Lima juta dolar, seorang Nigeria yang sangat kaya mentransfer sejumlah uang miliknya itu ke tempat lain dengan menggunakan rekening bankmu – sebuah tawaran yang baik bukan? Bagian paling menyedihkan adalah 99% kemungkinan bahwa kamu tidak akan mendapat sepeserpun dari lima juta dolar itu; dan sebagai gantinya, kamu akan kehilangan berpuluh-puluh ribu dalam kejadian itu .
Kita bisa saja mendapat email acak dari pengguna yahoo atau hotmail yang berkata bahwa pengirimnya adalah seorang kaya dari negara berkembang (kebanyakan dari Afrika, misalnya Nigeria,Benin,Togo dan lain-lain) yang perlu secara “hati-hati” mentransfer uang tersebut keluar dari negaranya. Untuk itu, orang ini berharap dapat menggunakan rekening bank kita dan sebagai imbalan dari “kebaikan” kita, kita akan mendapat sejumlah besar uang. “Advance Fee Fraud” atau penipuan tingkat tinggi--seperti scam; adalah sebuah trik yang mempengaruhi korbannya untuk memberikan sejumlah uang pada pelaku dengan harapan mendapat balasan yang lebih banyak.
Mari kita perhatikan sebuah email yang diterima seorang mahasiswa Singapura baru-baru ini--

Kebanyakan dari kita pasti langsung akan berpikir “Ini jelas tipuan!”, tetapi faktanya scam tumbuh dengan cepat dan berkembang.
Sebuah Tinjauan Historis
Advance Fee Fraud atau penipuan kelas tinggi ini bukan merupakan sebuah konsep yang baru dan bukan juga berasal dari Afrika. Penipuan ini berawal dari akhir abad ke-16 dimana sekelompok orang kaya menerima surat atas nama seseorang yang ditawan di sebuah kastil Spanyol. “Tawanan” ini mengaku tidak bisa mengakses kekayaannya yang luar biasa dan membutuhkan uang untuk menyogok penjaga. Dia berjanji akan memberi imbalan kepada penolongnya berupa sejumlah besar emas dan istrinya yang cantik.

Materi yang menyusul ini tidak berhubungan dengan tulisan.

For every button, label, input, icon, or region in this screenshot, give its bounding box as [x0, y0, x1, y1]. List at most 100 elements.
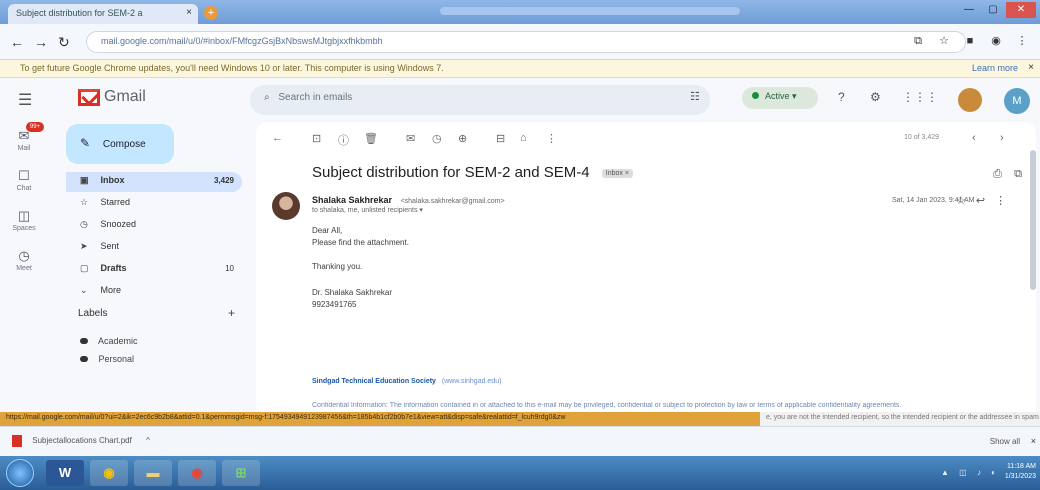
chrome-window-icon[interactable]: ◉ — [178, 460, 216, 486]
email-subject: Subject distribution for SEM-2 and SEM-4… — [312, 164, 633, 181]
more-options-icon[interactable]: ⋮ — [546, 132, 557, 145]
archive-icon[interactable]: ⊡ — [312, 132, 321, 145]
browser-toolbar-icons: ⧉ ☆ ■ ◉ ⋮ — [910, 33, 1030, 49]
browser-menu-icon[interactable]: ⋮ — [1014, 33, 1030, 49]
search-input[interactable]: ⌕ Search in emails — [250, 85, 710, 115]
start-button[interactable] — [6, 459, 34, 487]
subject-actions: ⎙ ⧉ — [993, 168, 1022, 181]
settings-icon[interactable]: ⚙ — [870, 90, 881, 104]
main-menu-icon[interactable]: ☰ — [18, 90, 32, 110]
back-to-inbox-icon[interactable]: ← — [272, 132, 283, 144]
infobar-close-icon[interactable]: × — [1028, 62, 1034, 73]
status-selector[interactable]: Active ▾ — [742, 87, 818, 109]
pdf-file-icon — [12, 435, 22, 447]
folder-inbox[interactable]: ▣ Inbox 3,429 — [66, 172, 242, 192]
apps-grid-icon[interactable]: ⋮⋮⋮ — [902, 90, 938, 104]
clock[interactable]: 11:18 AM 1/31/2023 — [1005, 462, 1036, 482]
extensions-icon[interactable]: ⧉ — [910, 33, 926, 49]
move-to-icon[interactable]: ⊟ — [496, 132, 505, 145]
browser-tab[interactable]: Subject distribution for SEM-2 a × — [8, 4, 198, 24]
status-label: Active — [765, 91, 790, 101]
sender-name[interactable]: Shalaka Sakhrekar — [312, 195, 392, 205]
download-item[interactable]: Subjectallocations Chart.pdf ^ — [12, 435, 150, 447]
update-infobar: To get future Google Chrome updates, you… — [0, 60, 1040, 78]
folder-snoozed[interactable]: ◷ Snoozed — [66, 216, 242, 236]
add-task-icon[interactable]: ⊕ — [458, 132, 467, 145]
inbox-label-chip[interactable]: Inbox × — [601, 168, 633, 178]
folder-label: Inbox — [100, 175, 125, 185]
folder-label: Drafts — [100, 263, 127, 273]
folder-label: More — [100, 285, 122, 295]
address-bar[interactable]: mail.google.com/mail/u/0/#inbox/FMfcgzGs… — [86, 31, 966, 53]
bookmark-star-icon[interactable]: ☆ — [936, 33, 952, 49]
scrollbar[interactable] — [1030, 150, 1036, 290]
download-filename: Subjectallocations Chart.pdf — [32, 436, 132, 446]
star-icon: ☆ — [80, 197, 89, 207]
report-spam-icon[interactable]: ⓘ — [338, 132, 349, 148]
shelf-close-icon[interactable]: × — [1031, 436, 1036, 446]
folder-sent[interactable]: ➤ Sent — [66, 238, 242, 258]
tab-close-icon[interactable]: × — [186, 7, 192, 18]
label-icon — [80, 356, 88, 362]
rail-meet[interactable]: ◷ Meet — [0, 248, 48, 272]
more-icon[interactable]: ⋮ — [995, 195, 1016, 207]
profile-icon[interactable]: ◉ — [988, 33, 1004, 49]
label-tag-icon[interactable]: ⌂ — [520, 132, 527, 144]
rail-mail[interactable]: ✉ Mail 99+ — [0, 122, 48, 152]
forward-icon[interactable]: → — [34, 34, 48, 50]
add-label-icon[interactable]: + — [228, 306, 235, 320]
compose-button[interactable]: ✎ Compose — [66, 124, 174, 164]
new-tab-button[interactable]: + — [204, 6, 218, 20]
send-icon: ➤ — [80, 241, 88, 251]
maximize-icon[interactable]: ▢ — [982, 2, 1004, 18]
gmail-logo[interactable]: Gmail — [78, 88, 146, 106]
minimize-icon[interactable]: — — [958, 2, 980, 18]
chrome-app-icon[interactable]: ◉ — [90, 460, 128, 486]
snooze-icon[interactable]: ◷ — [432, 132, 442, 145]
rail-spaces[interactable]: ◫ Spaces — [0, 208, 48, 232]
show-all-button[interactable]: Show all — [990, 437, 1020, 446]
label-personal[interactable]: Personal — [80, 354, 134, 364]
mark-unread-icon[interactable]: ✉ — [406, 132, 415, 145]
window-icon[interactable]: ■ — [962, 33, 978, 49]
clock-time: 11:18 AM — [1006, 463, 1036, 470]
labels-heading: Labels — [78, 308, 108, 319]
search-options-icon[interactable]: ☷ — [690, 90, 700, 103]
chevron-down-icon: ▾ — [792, 91, 797, 101]
star-icon[interactable]: ☆ — [956, 195, 976, 207]
inbox-count: 3,429 — [213, 176, 234, 185]
window-close-icon[interactable]: ✕ — [1006, 2, 1036, 18]
status-url: https://mail.google.com/mail/u/0?ui=2&ik… — [0, 412, 760, 426]
sender-avatar[interactable] — [272, 192, 300, 220]
folder-drafts[interactable]: ▢ Drafts 10 — [66, 260, 242, 280]
chat-icon: ☐ — [18, 168, 30, 183]
reload-icon[interactable]: ↻ — [58, 34, 70, 51]
rail-chat[interactable]: ☐ Chat — [0, 168, 48, 192]
org-link[interactable]: (www.sinhgad.edu) — [442, 378, 502, 385]
label-name: Academic — [98, 336, 138, 346]
organization-logo[interactable] — [958, 88, 982, 112]
newer-icon[interactable]: ‹ — [972, 132, 976, 144]
search-icon[interactable]: ⌕ — [264, 92, 270, 103]
back-icon[interactable]: ← — [10, 34, 24, 50]
delete-icon[interactable]: 🗑 — [364, 132, 378, 145]
account-avatar[interactable]: M — [1004, 88, 1030, 114]
word-app-icon[interactable]: W — [46, 460, 84, 486]
active-dot-icon — [752, 92, 759, 99]
folder-starred[interactable]: ☆ Starred — [66, 194, 242, 214]
learn-more-link[interactable]: Learn more — [972, 63, 1018, 73]
system-tray[interactable]: ▲ ◫ ♪ ◐ — [941, 468, 1000, 477]
explorer-app-icon[interactable]: ▬ — [134, 460, 172, 486]
app-window-icon[interactable]: ⊞ — [222, 460, 260, 486]
open-new-window-icon[interactable]: ⧉ — [1014, 168, 1022, 180]
older-icon[interactable]: › — [1000, 132, 1004, 144]
windows-taskbar: W ◉ ▬ ◉ ⊞ ▲ ◫ ♪ ◐ 11:18 AM 1/31/2023 — [0, 456, 1040, 490]
label-academic[interactable]: Academic — [80, 336, 138, 346]
recipients[interactable]: to shalaka, me, unlisted recipients ▾ — [312, 206, 423, 214]
gmail-app: ☰ Gmail ⌕ Search in emails ☷ Active ▾ ? … — [0, 78, 1040, 412]
help-icon[interactable]: ? — [838, 90, 845, 104]
print-icon[interactable]: ⎙ — [993, 168, 1002, 180]
folder-more[interactable]: ⌄ More — [66, 282, 242, 302]
download-caret-icon[interactable]: ^ — [146, 436, 150, 445]
reply-icon[interactable]: ↩ — [976, 195, 995, 207]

Di era digital, “Tawanan Spanyol” itu lebih dikenal sebagai Nigerian 419 scam. Dinamakan seperti bagian hukum Nigeria yang mereka langgar, email scam tersebut dimulai di awal tahun 90-an di mana beberapa pengagguran muda Nigeria menggunakan cara seperti ini untuk mendapat uang dari orang-orang Barat dengan iming-iming untuk memegang perusahan minyak di Nigeria yang tidak terkontrol.
Bagaimana cara kerjanya?
Rencana ini dimulai dengan sebuah email. Pengirimnya mengaku bahwa dia mewakili sebuah agen pemerintahan yang sudah dibubarkan atau seorang kaya yang baru saja meninggal. Email ini tidak mentarget para pelaku bisnis saja, tetapi mereka juga mengirimnya kepada orang kelas menengah seperti mahasiswa. Petugas gereja juga mengirim permintaan dengan kata-kata menyentuh tentang sumbangan kemanusiaan.
Email-email ini memiliki atribut yang unik.

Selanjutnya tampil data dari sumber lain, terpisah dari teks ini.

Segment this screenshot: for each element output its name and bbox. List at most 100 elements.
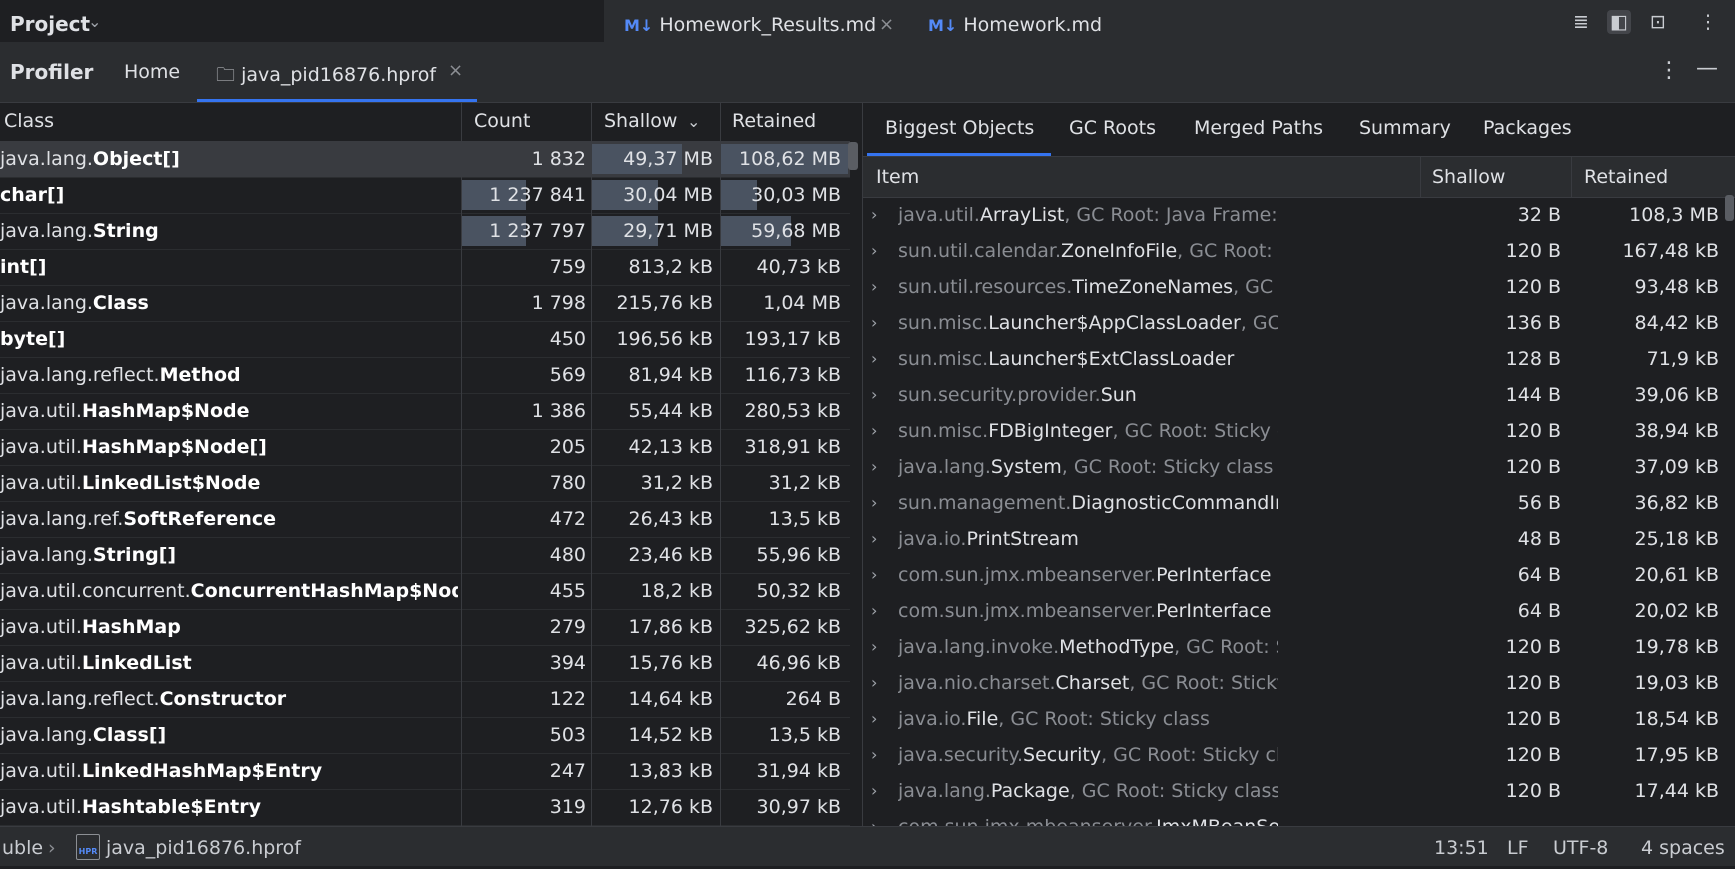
chevron-right-icon[interactable]: › bbox=[871, 341, 877, 377]
package-name: java.lang. bbox=[0, 544, 93, 566]
table-row[interactable]: java.lang.reflect.Method 569 81,94 kB 116,7… bbox=[0, 357, 850, 394]
table-row[interactable]: java.util.HashMap 279 17,86 kB 325,62 kB bbox=[0, 609, 850, 646]
file-encoding[interactable]: UTF-8 bbox=[1553, 837, 1608, 859]
table-row[interactable]: java.lang.Object[] 1 832 49,37 MB 108,62 MB bbox=[0, 141, 850, 178]
chevron-right-icon[interactable]: › bbox=[871, 377, 877, 413]
table-row[interactable]: java.lang.Class[] 503 14,52 kB 13,5 kB bbox=[0, 717, 850, 754]
object-row[interactable]: › sun.management.DiagnosticCommandImpl 56 … bbox=[863, 485, 1735, 521]
list-view-icon[interactable]: ≣ bbox=[1569, 10, 1593, 34]
preview-icon[interactable]: ⊡ bbox=[1646, 10, 1670, 34]
object-row[interactable]: › com.sun.jmx.mbeanserver.PerInterface 64 … bbox=[863, 593, 1735, 629]
chevron-right-icon[interactable]: › bbox=[871, 269, 877, 305]
class-simple-name: char[] bbox=[0, 184, 65, 206]
chevron-right-icon[interactable]: › bbox=[871, 485, 877, 521]
breadcrumb-file[interactable]: java_pid16876.hprof bbox=[106, 837, 301, 859]
table-row[interactable]: java.lang.ref.SoftReference 472 26,43 kB 13… bbox=[0, 501, 850, 538]
chevron-right-icon[interactable]: › bbox=[871, 809, 877, 826]
package-name: java.util. bbox=[0, 796, 82, 818]
header-item[interactable]: Item bbox=[876, 166, 919, 188]
object-row[interactable]: › java.util.ArrayList, GC Root: Java Fram… bbox=[863, 197, 1735, 233]
object-row[interactable]: › sun.util.calendar.ZoneInfoFile, GC Root… bbox=[863, 233, 1735, 269]
table-row[interactable]: java.util.LinkedList$Node 780 31,2 kB 31,2 … bbox=[0, 465, 850, 502]
chevron-right-icon[interactable]: › bbox=[871, 701, 877, 737]
tab-summary[interactable]: Summary bbox=[1359, 117, 1451, 139]
chevron-right-icon[interactable]: › bbox=[871, 773, 877, 809]
object-row[interactable]: › java.security.Security, GC Root: Sticky… bbox=[863, 737, 1735, 773]
object-row[interactable]: › java.lang.System, GC Root: Sticky class… bbox=[863, 449, 1735, 485]
table-row[interactable]: byte[] 450 196,56 kB 193,17 kB bbox=[0, 321, 850, 358]
table-row[interactable]: java.util.Hashtable$Entry 319 12,76 kB 30,9… bbox=[0, 789, 850, 826]
chevron-right-icon[interactable]: › bbox=[871, 233, 877, 269]
scrollbar-thumb[interactable] bbox=[848, 142, 858, 170]
chevron-right-icon[interactable]: › bbox=[871, 449, 877, 485]
chevron-right-icon[interactable]: › bbox=[871, 413, 877, 449]
object-row[interactable]: › java.lang.invoke.MethodType, GC Root: S… bbox=[863, 629, 1735, 665]
tab-hprof-file[interactable]: 🗀 java_pid16876.hprof bbox=[216, 61, 436, 93]
scrollbar-thumb[interactable] bbox=[1725, 195, 1734, 221]
object-row[interactable]: › com.sun.jmx.mbeanserver.PerInterface 64 … bbox=[863, 557, 1735, 593]
retained-value: 39,06 kB bbox=[1634, 384, 1719, 406]
shallow-value: 144 B bbox=[1505, 384, 1561, 406]
object-row[interactable]: › sun.util.resources.TimeZoneNames, GC Ro… bbox=[863, 269, 1735, 305]
table-row[interactable]: char[] 1 237 841 30,04 MB 30,03 MB bbox=[0, 177, 850, 214]
chevron-right-icon[interactable]: › bbox=[871, 521, 877, 557]
line-separator[interactable]: LF bbox=[1507, 837, 1529, 859]
table-row[interactable]: java.util.LinkedList 394 15,76 kB 46,96 kB bbox=[0, 645, 850, 682]
table-row[interactable]: java.lang.String[] 480 23,46 kB 55,96 kB bbox=[0, 537, 850, 574]
header-class[interactable]: Class bbox=[4, 103, 54, 140]
indent-setting[interactable]: 4 spaces bbox=[1641, 837, 1725, 859]
header-shallow[interactable]: Shallow bbox=[1432, 166, 1505, 188]
object-row[interactable]: › java.io.PrintStream 48 B 25,18 kB bbox=[863, 521, 1735, 557]
object-row[interactable]: › sun.security.provider.Sun 144 B 39,06 kB bbox=[863, 377, 1735, 413]
chevron-right-icon[interactable]: › bbox=[871, 593, 877, 629]
class-name: byte[] bbox=[0, 321, 458, 357]
table-row[interactable]: int[] 759 813,2 kB 40,73 kB bbox=[0, 249, 850, 286]
table-row[interactable]: java.util.HashMap$Node[] 205 42,13 kB 318,9… bbox=[0, 429, 850, 466]
package-name: sun.misc. bbox=[898, 420, 989, 442]
header-count[interactable]: Count bbox=[474, 103, 530, 140]
chevron-right-icon[interactable]: › bbox=[871, 557, 877, 593]
chevron-right-icon[interactable]: › bbox=[871, 629, 877, 665]
shallow-value: 13,83 kB bbox=[628, 760, 713, 782]
chevron-down-icon[interactable]: ⌄ bbox=[88, 12, 101, 31]
sort-chevron-down-icon[interactable]: ⌄ bbox=[687, 103, 700, 140]
object-row[interactable]: › java.lang.Package, GC Root: Sticky clas… bbox=[863, 773, 1735, 809]
project-selector[interactable]: Project bbox=[10, 12, 90, 36]
tab-biggest-objects[interactable]: Biggest Objects bbox=[885, 117, 1034, 139]
chevron-right-icon[interactable]: › bbox=[871, 737, 877, 773]
editor-tab-homework[interactable]: M↓ Homework.md bbox=[928, 14, 1102, 36]
tab-packages[interactable]: Packages bbox=[1483, 117, 1572, 139]
caret-position[interactable]: 13:51 bbox=[1434, 837, 1489, 859]
object-row[interactable]: › java.io.File, GC Root: Sticky class 120 … bbox=[863, 701, 1735, 737]
object-row[interactable]: › sun.misc.Launcher$ExtClassLoader 128 B 71… bbox=[863, 341, 1735, 377]
split-view-icon[interactable]: ◧ bbox=[1607, 10, 1631, 34]
table-row[interactable]: java.util.concurrent.ConcurrentHashMap$N… bbox=[0, 573, 850, 610]
table-row[interactable]: java.lang.Class 1 798 215,76 kB 1,04 MB bbox=[0, 285, 850, 322]
chevron-right-icon[interactable]: › bbox=[871, 665, 877, 701]
close-icon[interactable]: × bbox=[448, 60, 463, 81]
close-icon[interactable]: × bbox=[879, 14, 894, 35]
object-row[interactable]: › com.sun.jmx.mbeanserver.JmxMBeanServer bbox=[863, 809, 1735, 826]
table-row[interactable]: java.util.LinkedHashMap$Entry 247 13,83 kB… bbox=[0, 753, 850, 790]
table-row[interactable]: java.util.HashMap$Node 1 386 55,44 kB 280,5… bbox=[0, 393, 850, 430]
more-vertical-icon[interactable]: ⋮ bbox=[1658, 58, 1680, 83]
object-row[interactable]: › java.nio.charset.Charset, GC Root: Stic… bbox=[863, 665, 1735, 701]
tab-merged-paths[interactable]: Merged Paths bbox=[1194, 117, 1323, 139]
header-shallow[interactable]: Shallow bbox=[604, 103, 677, 140]
header-retained[interactable]: Retained bbox=[732, 103, 816, 140]
table-row[interactable]: java.lang.reflect.Constructor 122 14,64 kB… bbox=[0, 681, 850, 718]
minimize-icon[interactable]: — bbox=[1696, 56, 1718, 81]
retained-value: 31,94 kB bbox=[756, 760, 841, 782]
header-retained[interactable]: Retained bbox=[1584, 166, 1668, 188]
tab-gc-roots[interactable]: GC Roots bbox=[1069, 117, 1156, 139]
chevron-right-icon[interactable]: › bbox=[871, 305, 877, 341]
tab-home[interactable]: Home bbox=[124, 61, 180, 83]
table-row[interactable]: java.lang.String 1 237 797 29,71 MB 59,68 M… bbox=[0, 213, 850, 250]
chevron-right-icon[interactable]: › bbox=[871, 197, 877, 233]
more-vertical-icon[interactable]: ⋮ bbox=[1696, 10, 1720, 34]
object-row[interactable]: › sun.misc.Launcher$AppClassLoader, GC Ro… bbox=[863, 305, 1735, 341]
editor-tab-homework-results[interactable]: M↓ Homework_Results.md bbox=[624, 14, 876, 36]
class-simple-name: Security bbox=[1023, 744, 1102, 766]
breadcrumb-prefix[interactable]: uble bbox=[2, 837, 43, 859]
object-row[interactable]: › sun.misc.FDBigInteger, GC Root: Sticky … bbox=[863, 413, 1735, 449]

Mereka biasanya dilengkapi embel-embel “URGENT” dan “CONFIDENTIAL” yang juga berarti “PENTING”.
Biasanya ada bagian dimana terdapat kesalahan pengejaan dan kesalahan tata bahasa yang memberi kesan bahwa pembacanya memiliki tingkat intelektual lebih tinggi dan membuat pembaca menjadi bersimpati pada pengirim.
Email-email tersebut berbicara tentang kepercayaan mereka akan kebaikan si penerima dan berbagai kebaikan lain.
Apabila si penerima termakan bujukan itu dan menjanjikan uang dan membalas email itu dengan data lengkap, si pelaku akan memulai tahap selanjutnya. Penerima akan mendapat ratusan email "resmi", mulai dari formulir pengacara sampai ke bukti pendaftaran. Mereka akan meminta penerima untuk menyediakan detil rekening banknya sehingga mereka dapat menyelesaikan "kontraknya" dan mengirimkan uangnya ke penerima.